DIFD is responsible for administering overseas aid and the FCO promotes the UK’s interests abroad. They will be joined to create the new Foreign, Commonwealth and Development Office.
Today, Wendy Chamberlain MP asked the Secretary of State for International Development for a statement on the merger.
Dominic Raab: “inextricably interwoven”
Responding on the International Development Secretary’s behalf, Foreign Secretary Dominic Raab, told the House that joining the two departments “will start immediately” and be completed by September.
Mr Raab said that the Prime Minister will” set the UK’s overall international strategy” through the National Security Council. He said the commitment to spending 0.7% of the UK’s gross national income on development would be retained.
He said that events such as the Covid-19 pandemic have demonstrated that the UK’s “national interests and our moral responsibilities” are “inextricably interwoven”.
The Minister stated:
“For too long, we have indulged an artificial line, dividing the goals that our aid budget and foreign policy serve.”
Wendy Chamberlain: “why now?”
Responding to the Minister, Wendy Chamberlain, said that the merger was, similar to the U-turn on free school meals for children during the summer holidays, a plan to “cancel meals for the world’s poorest”.
She said that DFID is “a world leader” and “what global Britain is all about”, noting that the decision has been condemned by three former Prime Ministers (Tony Blair, Gordon Brown and David Cameron).
Ms Chamberlain questioned why the move was happening now, “when our aid is needed the most”, and why it was happening before the proposed integrated review.
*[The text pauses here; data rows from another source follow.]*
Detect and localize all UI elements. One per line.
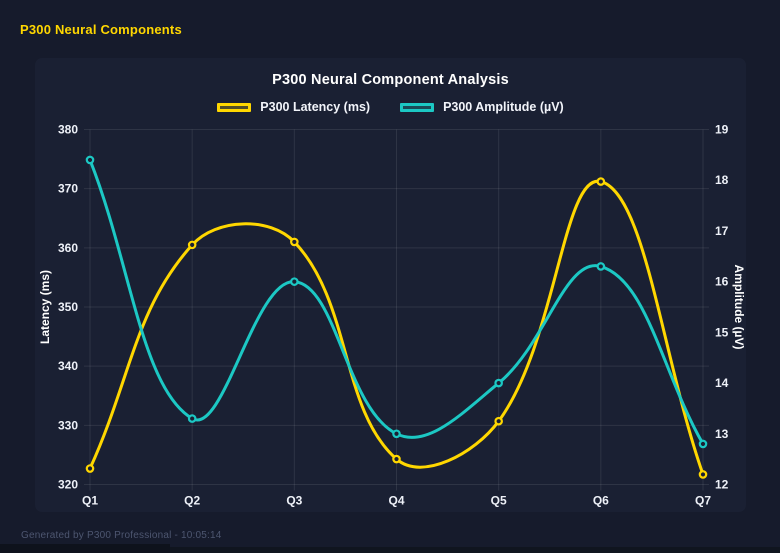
chart-card: P300 Neural Component Analysis P300 Late… bbox=[35, 58, 746, 512]
x-axis-tick-label: Q4 bbox=[388, 494, 404, 508]
right-axis-tick-label: 16 bbox=[715, 275, 729, 289]
data-point-marker bbox=[698, 470, 708, 479]
x-axis-tick-label: Q1 bbox=[82, 494, 98, 508]
data-point-marker bbox=[596, 177, 606, 186]
footer-status-text: Generated by P300 Professional - 10:05:1… bbox=[21, 530, 222, 541]
data-point-marker bbox=[596, 262, 606, 271]
data-point-marker bbox=[290, 237, 299, 247]
data-point-marker bbox=[187, 414, 197, 423]
data-point-marker bbox=[187, 240, 197, 250]
chart-title: P300 Neural Component Analysis bbox=[272, 72, 509, 88]
right-axis-tick-label: 12 bbox=[715, 478, 729, 492]
left-axis-tick-label: 340 bbox=[58, 359, 78, 373]
right-axis-tick-label: 13 bbox=[715, 427, 729, 441]
x-axis-tick-label: Q6 bbox=[593, 494, 609, 508]
right-axis-tick-label: 19 bbox=[715, 123, 729, 137]
data-point-marker bbox=[290, 277, 299, 286]
left-axis-title: Latency (ms) bbox=[38, 270, 52, 344]
data-point-marker bbox=[698, 439, 708, 449]
legend-item-amplitude[interactable]: P300 Amplitude (µV) bbox=[400, 100, 564, 114]
bottom-left-edge-strip bbox=[0, 544, 170, 553]
latency-legend-label: P300 Latency (ms) bbox=[260, 100, 371, 114]
right-axis-tick-label: 18 bbox=[715, 173, 729, 187]
left-axis-tick-label: 320 bbox=[58, 478, 78, 492]
left-axis-tick-label: 350 bbox=[58, 300, 78, 314]
data-point-marker bbox=[494, 378, 503, 388]
data-point-marker bbox=[85, 155, 95, 165]
right-axis-tick-label: 14 bbox=[715, 376, 729, 390]
right-axis-tick-label: 17 bbox=[715, 224, 729, 238]
bottom-edge-strip bbox=[0, 547, 780, 553]
x-axis-tick-label: Q2 bbox=[184, 494, 200, 508]
amplitude-legend-swatch bbox=[400, 102, 435, 112]
left-axis-tick-label: 370 bbox=[58, 182, 78, 196]
left-axis-tick-label: 330 bbox=[58, 418, 78, 432]
left-axis-tick-label: 360 bbox=[58, 241, 78, 255]
data-point-marker bbox=[392, 454, 401, 464]
line-chart-canvas[interactable]: 320 330 340 350 360 370 380 12 13 14 15 16 17 18 19 Q1 Q… bbox=[35, 58, 746, 512]
amplitude-legend-label: P300 Amplitude (µV) bbox=[443, 100, 564, 114]
x-axis-tick-label: Q3 bbox=[286, 494, 302, 508]
data-point-marker bbox=[494, 416, 503, 426]
data-point-marker bbox=[85, 464, 95, 473]
data-point-marker bbox=[392, 429, 401, 439]
right-axis-title: Amplitude (µV) bbox=[732, 265, 746, 350]
latency-legend-swatch bbox=[217, 102, 252, 112]
x-axis-tick-label: Q5 bbox=[491, 494, 507, 508]
x-axis-tick-label: Q7 bbox=[695, 494, 711, 508]
legend-item-latency[interactable]: P300 Latency (ms) bbox=[217, 100, 370, 114]
left-axis-tick-label: 380 bbox=[58, 123, 78, 137]
page-title: P300 Neural Components bbox=[20, 22, 182, 37]
right-axis-tick-label: 15 bbox=[715, 325, 729, 339]
chart-legend: P300 Latency (ms) P300 Amplitude (µV) bbox=[35, 100, 746, 114]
She also asked whether reports that DFID employees only found out through social media were true, and whether unions had been consulted, calling on the Foreign Secretary to retain all jobs.
She also asked if international development will retain a Cabinet Minister and a seat on the National Security Council, and if the Government has any intention to repeal or amend any laws about international development.
The Member concluded:
“What will happen to all new DFID projects, which reportedly have been paused, and will the Foreign Secretary have a say?.”